Daedala lingua. Lukrez als Übersetzer des Realen
Abstract
Das Dissertationsprojekt versteht diese Verwandlung als Übersetzungsprozess in einem weiten und vierfachen Sinn:
- Lukrez übersetzt in seinem Werk die Lehre Epikurs aus dem Griechischen ins Lateinische,
- aus der philosophischen Prosa in die Epik,
- aus der Kultur des Hellenismus in diejenige der römischen Republik. Nicht zuletzt sucht er unaufhörlich nach Sprachbildern (simulacra) und sichtbaren Spuren/Zeichen (vestigia) der unsichtbaren Dynamik der Atome, durch die er
- die rerum natura, d. h. die Realität selbst, in einen Text zu übersetzten vermag.
Ziel der Arbeit ist es, diesen komplexen Transfer und die damit einhergehende Migration philosophischer Begriffe zu beleuchten. Dazu werden einige zentrale Konzepte untersucht, verbale Knotenpunkten, die Lukrez’ Poetik und Physik verbinden: Die Prozesse der Erleuchtung (inlustare), der Übertragung (transferre), der Mimesis (imitari), der Berührung (tangere), des Werdens (vertere) und der Abweichung (declinare).

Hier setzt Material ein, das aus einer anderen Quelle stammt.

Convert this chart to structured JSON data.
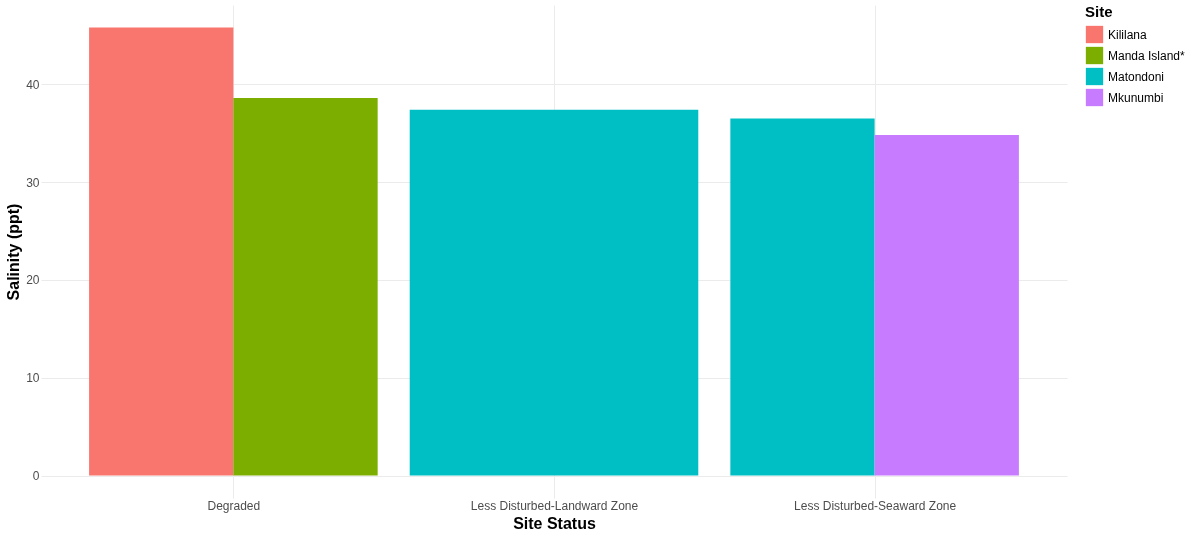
{
  "chart_data": {
    "type": "bar",
    "xlabel": "Site Status",
    "ylabel": "Salinity (ppt)",
    "legend_title": "Site",
    "categories": [
      "Degraded",
      "Less Disturbed-Landward Zone",
      "Less Disturbed-Seaward Zone"
    ],
    "series": [
      {
        "name": "Kililana",
        "color": "#f8766d",
        "values": [
          45.8,
          null,
          null
        ]
      },
      {
        "name": "Manda Island*",
        "color": "#7cae00",
        "values": [
          38.6,
          null,
          null
        ]
      },
      {
        "name": "Matondoni",
        "color": "#00bfc4",
        "values": [
          null,
          37.4,
          36.5
        ]
      },
      {
        "name": "Mkunumbi",
        "color": "#c77cff",
        "values": [
          null,
          null,
          34.8
        ]
      }
    ],
    "ylim": [
      -2.3,
      48.1
    ],
    "yticks": [
      0,
      10,
      20,
      30,
      40
    ],
    "grid": true,
    "legend": "right"
  }
}
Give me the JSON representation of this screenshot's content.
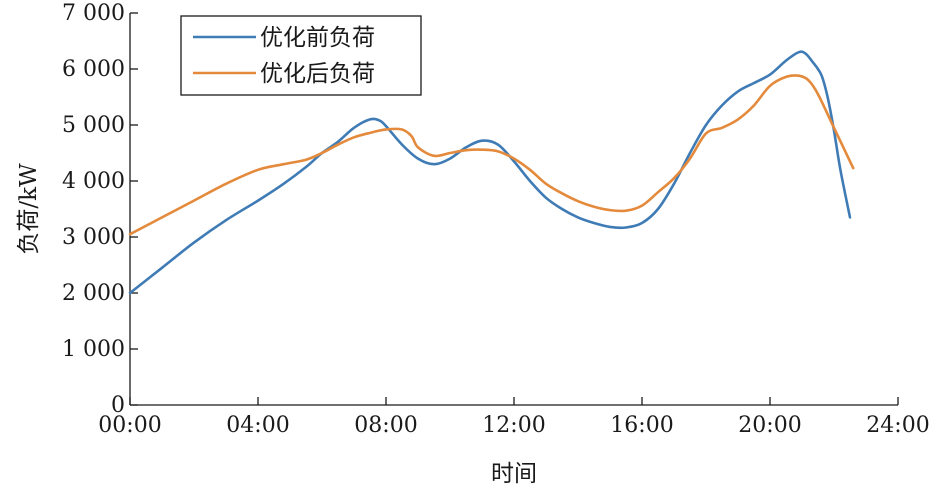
{
  "chart_data": {
    "type": "line",
    "title": "",
    "xlabel": "时间",
    "ylabel": "负荷/kW",
    "xlim": [
      0,
      24
    ],
    "ylim": [
      0,
      7000
    ],
    "x_ticks": [
      0,
      4,
      8,
      12,
      16,
      20,
      24
    ],
    "x_tick_labels": [
      "00:00",
      "04:00",
      "08:00",
      "12:00",
      "16:00",
      "20:00",
      "24:00"
    ],
    "y_ticks": [
      0,
      1000,
      2000,
      3000,
      4000,
      5000,
      6000,
      7000
    ],
    "y_tick_labels": [
      "0",
      "1 000",
      "2 000",
      "3 000",
      "4 000",
      "5 000",
      "6 000",
      "7 000"
    ],
    "grid": false,
    "legend_position": "top-left",
    "series": [
      {
        "name": "优化前负荷",
        "color": "#3f7bb5",
        "x": [
          0,
          1,
          2,
          3,
          4,
          4.8,
          5.5,
          6,
          6.5,
          7,
          7.5,
          7.8,
          8,
          8.5,
          9,
          9.5,
          10,
          10.5,
          11,
          11.5,
          12,
          12.5,
          13,
          13.5,
          14,
          14.5,
          15,
          15.5,
          16,
          16.5,
          17,
          17.5,
          18,
          18.5,
          19,
          19.5,
          20,
          20.5,
          20.9,
          21.1,
          21.3,
          21.6,
          21.8,
          22,
          22.2,
          22.5
        ],
        "values": [
          2000,
          2450,
          2900,
          3300,
          3650,
          3950,
          4250,
          4500,
          4700,
          4950,
          5100,
          5080,
          4980,
          4650,
          4400,
          4300,
          4400,
          4600,
          4720,
          4650,
          4350,
          4000,
          3700,
          3500,
          3350,
          3250,
          3180,
          3170,
          3250,
          3500,
          3950,
          4500,
          5000,
          5350,
          5600,
          5750,
          5900,
          6150,
          6300,
          6280,
          6150,
          5900,
          5500,
          4900,
          4200,
          3350
        ]
      },
      {
        "name": "优化后负荷",
        "color": "#e48a3c",
        "x": [
          0,
          1,
          2,
          3,
          4,
          4.8,
          5.5,
          6,
          6.5,
          7,
          7.5,
          8,
          8.5,
          8.8,
          9,
          9.5,
          10,
          10.5,
          11,
          11.5,
          12,
          12.5,
          13,
          13.5,
          14,
          14.5,
          15,
          15.5,
          16,
          16.5,
          17,
          17.5,
          18,
          18.5,
          19,
          19.5,
          20,
          20.5,
          20.9,
          21.2,
          21.5,
          22,
          22.6
        ],
        "values": [
          3050,
          3350,
          3650,
          3950,
          4200,
          4300,
          4380,
          4500,
          4650,
          4780,
          4860,
          4920,
          4920,
          4800,
          4600,
          4450,
          4500,
          4550,
          4560,
          4530,
          4400,
          4200,
          3950,
          3780,
          3640,
          3540,
          3480,
          3470,
          3560,
          3800,
          4050,
          4400,
          4850,
          4950,
          5100,
          5350,
          5700,
          5860,
          5880,
          5800,
          5550,
          4950,
          4230
        ]
      }
    ]
  }
}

Anhand dieser Konzepte gilt es zu zeigen, dass die sprachliche und kulturelle Übersetzungsleistung des römischen Dichters (1 bis 3) eine Ontologie impliziert (4), die schlussendlich diejenige Epikurs sprengt. Die kreative Sprache oder – um einen Ausdruck aus Lukrez’ eigener Sprachtheorie zu verwenden – die dädalische Zunge (daedala lingua) erweist sich dabei als entscheidendes Moment seiner physischen Poetik und poetischen Physik.